I use pyphen for my Rasperry Pi Zero powered Internetradio

Cool!

pyphen imported, loading of de_DE took 43.77 seconds on Raspberry Pi Zero

That’s a lot. Even if the Raspberry Pi’s CPU is slow, it shouldn’t take so much time. Profiling on my computer doesn’t give interesting results, could you please provide profiling information on your Raspberry? You can get profiling information launching python -c "import pyphen; pyphen.Pyphen(lang='de_DE')" -m cProfile -o /tmp/cprofile, and you can send the /tmp/cprofile file here.

(I hope I’ll be able to read it even if it’s no the same platform, otherwise I’ll ask you to launch an additional command!)

Answer 2 · 2023-03-22T09:29:37.000Z

Done. The command did not work, but I put the commands into a file an run that. Here ist the full output:

(available until March 2024)
https://dpaste.com/7RA2RN2ES.txt

Answer 3 · 2023-03-22T09:41:19.000Z

Here's is just one example of the usage (purpose of hyphenation: allow use of maxium font size on the tiny display of https://github.com/Wikinaut/pinetradio ). The first - and third - came from the hyphenation. Currently, I use only no or one automatic hyphenation per word.

Answer 4 · 2023-03-22T13:18:26.000Z

You may get slightly better results using the 0.14.0 version, as it may be a bit faster if your storage is slow (and it probably is). That could help with the 17 seconds spent mainly to list dictionaries, and the 30 seconds in the __init__ function code when a dictionary is parsed.

But except from this change, you have almost the same distribution of time than me. It could be possible to find optimizations, but nothing’s obvious for me now.

Answer 5 · 2023-03-22T17:40:54.000Z

0.14.0 is not much better:

Import of pyphen started.
pyphen imported, loading of de_DE took 39.62 seconds on Raspberry Pi Zero

new profile:

https://dpaste.com/CG5F52TKZ.txt

Answer 6 · 2023-03-23T14:30:30.000Z

0.14.0 is not much better

A 10% improvement is good news, that’s what I was hoping for, but it’s not enough.

new profile:

It looks like we saved some time listing dictionaries, importing the module seems to be much faster.

For ~50s, there’s:

~10s in parse (the regex matching),
~10s elsewhere in the list comprehension (10s more than the 10s spent in the regex),
~30s elsewhere in the HyphDict.__init__ method, including ~18s in CPython’s C code for Python primitives.

It should be possible to save some time, but there’s nothing obvious from what I see there :/.

Answer 7 · 2023-03-23T15:17:07.000Z

Perhaps an offline-preprocessing of the (used) dictionary? Could this help?

Answer 8 · 2023-03-25T17:21:48.000Z

Perhaps an offline-preprocessing of the (used) dictionary? Could this help?
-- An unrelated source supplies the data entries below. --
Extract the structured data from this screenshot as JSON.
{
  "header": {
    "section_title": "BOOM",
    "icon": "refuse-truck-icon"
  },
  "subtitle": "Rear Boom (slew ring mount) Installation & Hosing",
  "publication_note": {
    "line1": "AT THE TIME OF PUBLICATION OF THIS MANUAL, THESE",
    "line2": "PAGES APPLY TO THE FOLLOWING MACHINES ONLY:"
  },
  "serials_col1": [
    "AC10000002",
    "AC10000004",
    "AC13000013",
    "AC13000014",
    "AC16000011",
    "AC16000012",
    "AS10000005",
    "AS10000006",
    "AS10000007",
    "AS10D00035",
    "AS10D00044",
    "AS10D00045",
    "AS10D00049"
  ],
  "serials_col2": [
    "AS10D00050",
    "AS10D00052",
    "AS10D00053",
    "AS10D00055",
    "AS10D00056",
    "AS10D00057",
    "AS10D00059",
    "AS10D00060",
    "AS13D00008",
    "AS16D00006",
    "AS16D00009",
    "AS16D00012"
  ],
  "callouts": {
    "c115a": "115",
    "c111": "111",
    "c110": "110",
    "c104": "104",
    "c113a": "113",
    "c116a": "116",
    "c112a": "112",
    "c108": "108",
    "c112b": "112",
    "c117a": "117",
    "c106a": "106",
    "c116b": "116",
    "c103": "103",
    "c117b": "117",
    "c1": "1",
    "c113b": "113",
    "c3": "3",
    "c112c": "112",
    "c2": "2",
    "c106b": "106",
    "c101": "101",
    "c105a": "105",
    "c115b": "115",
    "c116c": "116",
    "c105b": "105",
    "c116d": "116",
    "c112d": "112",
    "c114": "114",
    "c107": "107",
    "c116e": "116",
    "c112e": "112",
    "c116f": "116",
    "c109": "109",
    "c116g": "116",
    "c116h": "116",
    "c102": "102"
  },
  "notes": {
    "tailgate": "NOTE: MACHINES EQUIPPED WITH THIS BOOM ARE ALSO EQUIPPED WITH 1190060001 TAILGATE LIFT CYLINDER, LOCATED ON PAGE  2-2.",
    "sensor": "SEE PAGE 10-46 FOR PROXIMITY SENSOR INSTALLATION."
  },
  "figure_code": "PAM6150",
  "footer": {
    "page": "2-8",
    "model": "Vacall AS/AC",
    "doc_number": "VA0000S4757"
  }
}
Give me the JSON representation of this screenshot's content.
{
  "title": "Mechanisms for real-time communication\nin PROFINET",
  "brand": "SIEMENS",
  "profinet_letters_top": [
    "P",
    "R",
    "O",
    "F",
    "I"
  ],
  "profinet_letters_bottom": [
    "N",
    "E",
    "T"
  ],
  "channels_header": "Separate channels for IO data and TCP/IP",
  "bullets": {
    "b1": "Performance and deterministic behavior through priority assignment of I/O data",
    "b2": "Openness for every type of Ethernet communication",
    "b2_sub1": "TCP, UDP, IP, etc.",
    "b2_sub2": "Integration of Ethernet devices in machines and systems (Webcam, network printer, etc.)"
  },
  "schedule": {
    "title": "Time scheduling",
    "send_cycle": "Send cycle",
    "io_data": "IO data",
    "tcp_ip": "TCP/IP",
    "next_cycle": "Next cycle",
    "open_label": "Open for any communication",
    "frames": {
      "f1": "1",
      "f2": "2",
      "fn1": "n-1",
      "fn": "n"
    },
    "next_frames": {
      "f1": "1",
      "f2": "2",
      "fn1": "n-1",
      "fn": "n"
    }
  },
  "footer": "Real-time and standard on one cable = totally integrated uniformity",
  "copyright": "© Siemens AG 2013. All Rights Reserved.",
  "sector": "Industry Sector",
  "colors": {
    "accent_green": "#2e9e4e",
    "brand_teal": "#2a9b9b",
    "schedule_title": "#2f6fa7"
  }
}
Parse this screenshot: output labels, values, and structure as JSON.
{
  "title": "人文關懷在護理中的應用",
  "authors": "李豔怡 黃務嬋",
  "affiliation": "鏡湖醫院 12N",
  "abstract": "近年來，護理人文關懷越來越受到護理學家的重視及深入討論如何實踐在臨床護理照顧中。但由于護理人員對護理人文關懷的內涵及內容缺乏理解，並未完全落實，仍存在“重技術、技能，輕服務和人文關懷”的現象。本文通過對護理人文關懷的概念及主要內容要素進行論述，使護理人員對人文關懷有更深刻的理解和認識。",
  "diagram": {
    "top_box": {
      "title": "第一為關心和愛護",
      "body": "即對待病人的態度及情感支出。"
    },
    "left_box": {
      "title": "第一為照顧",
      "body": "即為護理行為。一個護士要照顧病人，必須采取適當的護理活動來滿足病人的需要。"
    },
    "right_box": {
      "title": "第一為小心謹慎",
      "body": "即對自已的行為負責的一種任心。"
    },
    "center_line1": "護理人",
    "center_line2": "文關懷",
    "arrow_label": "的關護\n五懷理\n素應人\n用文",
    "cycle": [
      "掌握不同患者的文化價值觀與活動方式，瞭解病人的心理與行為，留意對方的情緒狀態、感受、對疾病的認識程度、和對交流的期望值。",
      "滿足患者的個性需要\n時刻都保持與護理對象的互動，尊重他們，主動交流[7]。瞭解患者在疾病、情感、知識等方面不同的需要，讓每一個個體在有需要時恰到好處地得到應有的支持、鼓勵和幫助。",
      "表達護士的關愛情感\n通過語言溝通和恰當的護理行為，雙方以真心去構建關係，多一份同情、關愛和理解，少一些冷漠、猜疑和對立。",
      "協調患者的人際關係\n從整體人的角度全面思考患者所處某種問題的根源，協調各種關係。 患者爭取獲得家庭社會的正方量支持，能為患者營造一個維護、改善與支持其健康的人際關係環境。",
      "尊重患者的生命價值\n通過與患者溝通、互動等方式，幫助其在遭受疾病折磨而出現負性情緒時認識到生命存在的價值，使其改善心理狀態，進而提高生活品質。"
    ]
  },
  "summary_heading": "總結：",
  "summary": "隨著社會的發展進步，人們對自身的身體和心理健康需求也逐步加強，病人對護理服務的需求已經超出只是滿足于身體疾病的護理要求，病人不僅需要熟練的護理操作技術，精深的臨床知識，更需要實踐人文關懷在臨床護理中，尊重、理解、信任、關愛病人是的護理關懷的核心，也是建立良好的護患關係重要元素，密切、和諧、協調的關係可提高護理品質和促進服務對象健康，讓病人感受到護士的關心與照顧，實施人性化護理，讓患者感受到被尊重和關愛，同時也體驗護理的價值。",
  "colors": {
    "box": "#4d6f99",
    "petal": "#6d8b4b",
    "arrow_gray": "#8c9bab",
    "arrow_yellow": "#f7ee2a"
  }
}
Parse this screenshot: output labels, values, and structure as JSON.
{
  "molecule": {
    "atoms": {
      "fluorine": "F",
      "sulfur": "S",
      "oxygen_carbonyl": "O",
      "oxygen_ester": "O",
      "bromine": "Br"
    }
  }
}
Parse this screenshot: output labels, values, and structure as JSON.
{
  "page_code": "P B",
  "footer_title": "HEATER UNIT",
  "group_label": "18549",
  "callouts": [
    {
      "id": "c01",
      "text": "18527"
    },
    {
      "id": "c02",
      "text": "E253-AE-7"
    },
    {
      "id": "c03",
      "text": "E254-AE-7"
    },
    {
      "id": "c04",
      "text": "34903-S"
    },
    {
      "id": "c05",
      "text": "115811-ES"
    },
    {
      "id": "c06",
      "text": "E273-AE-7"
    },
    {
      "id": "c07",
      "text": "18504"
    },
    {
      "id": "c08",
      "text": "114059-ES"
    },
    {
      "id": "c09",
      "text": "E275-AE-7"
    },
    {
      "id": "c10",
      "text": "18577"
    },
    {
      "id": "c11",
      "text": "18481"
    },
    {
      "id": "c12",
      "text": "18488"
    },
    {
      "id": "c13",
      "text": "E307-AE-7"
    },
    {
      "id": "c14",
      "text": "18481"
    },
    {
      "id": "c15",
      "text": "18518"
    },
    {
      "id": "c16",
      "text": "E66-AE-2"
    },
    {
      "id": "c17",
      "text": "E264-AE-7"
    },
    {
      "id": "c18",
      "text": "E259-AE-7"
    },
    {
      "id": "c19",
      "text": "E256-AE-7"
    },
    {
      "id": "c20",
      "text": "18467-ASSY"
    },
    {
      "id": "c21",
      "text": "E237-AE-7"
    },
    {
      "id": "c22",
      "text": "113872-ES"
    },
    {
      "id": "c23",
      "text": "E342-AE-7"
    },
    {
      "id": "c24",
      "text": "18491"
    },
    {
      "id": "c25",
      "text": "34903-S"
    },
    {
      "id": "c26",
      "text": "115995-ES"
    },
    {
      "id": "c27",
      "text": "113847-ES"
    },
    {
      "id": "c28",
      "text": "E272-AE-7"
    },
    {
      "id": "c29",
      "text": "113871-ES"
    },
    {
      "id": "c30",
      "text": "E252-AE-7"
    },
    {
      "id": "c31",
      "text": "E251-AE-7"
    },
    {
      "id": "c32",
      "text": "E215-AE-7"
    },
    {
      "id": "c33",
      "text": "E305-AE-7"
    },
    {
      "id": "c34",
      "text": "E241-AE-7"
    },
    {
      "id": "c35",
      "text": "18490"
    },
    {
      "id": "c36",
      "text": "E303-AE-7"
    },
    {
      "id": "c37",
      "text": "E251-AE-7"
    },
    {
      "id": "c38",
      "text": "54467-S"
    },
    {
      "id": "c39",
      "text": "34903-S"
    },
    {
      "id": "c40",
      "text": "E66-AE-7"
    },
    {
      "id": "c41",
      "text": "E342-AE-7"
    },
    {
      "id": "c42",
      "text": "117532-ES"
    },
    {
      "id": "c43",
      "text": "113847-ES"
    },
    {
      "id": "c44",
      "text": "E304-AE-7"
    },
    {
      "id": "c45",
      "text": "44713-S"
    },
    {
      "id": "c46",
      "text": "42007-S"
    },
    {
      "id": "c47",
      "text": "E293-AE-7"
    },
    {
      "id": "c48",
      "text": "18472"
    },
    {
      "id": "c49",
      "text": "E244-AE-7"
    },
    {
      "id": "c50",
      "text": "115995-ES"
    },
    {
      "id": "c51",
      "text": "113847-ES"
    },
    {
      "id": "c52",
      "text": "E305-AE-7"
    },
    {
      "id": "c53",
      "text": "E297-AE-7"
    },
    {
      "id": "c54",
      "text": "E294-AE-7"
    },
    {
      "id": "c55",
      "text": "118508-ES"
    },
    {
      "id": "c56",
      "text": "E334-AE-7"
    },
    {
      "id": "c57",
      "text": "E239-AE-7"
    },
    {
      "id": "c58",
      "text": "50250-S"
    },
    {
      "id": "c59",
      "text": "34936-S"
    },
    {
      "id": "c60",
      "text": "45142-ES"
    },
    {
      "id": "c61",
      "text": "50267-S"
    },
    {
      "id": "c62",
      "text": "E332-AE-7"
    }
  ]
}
I’ve tried to load a JSON (generated from the dictionary) on my laptop and it’s ~5 times faster than loading the Hunspell dictionary. With Pickle, it’s ~10 times faster. The benefits would be probably higher on slower systems.

We could consider including these pre-processed dictionaries. Pickle and JSON are probably not the best solutions (for different reasons), good ideas are welcome 😁.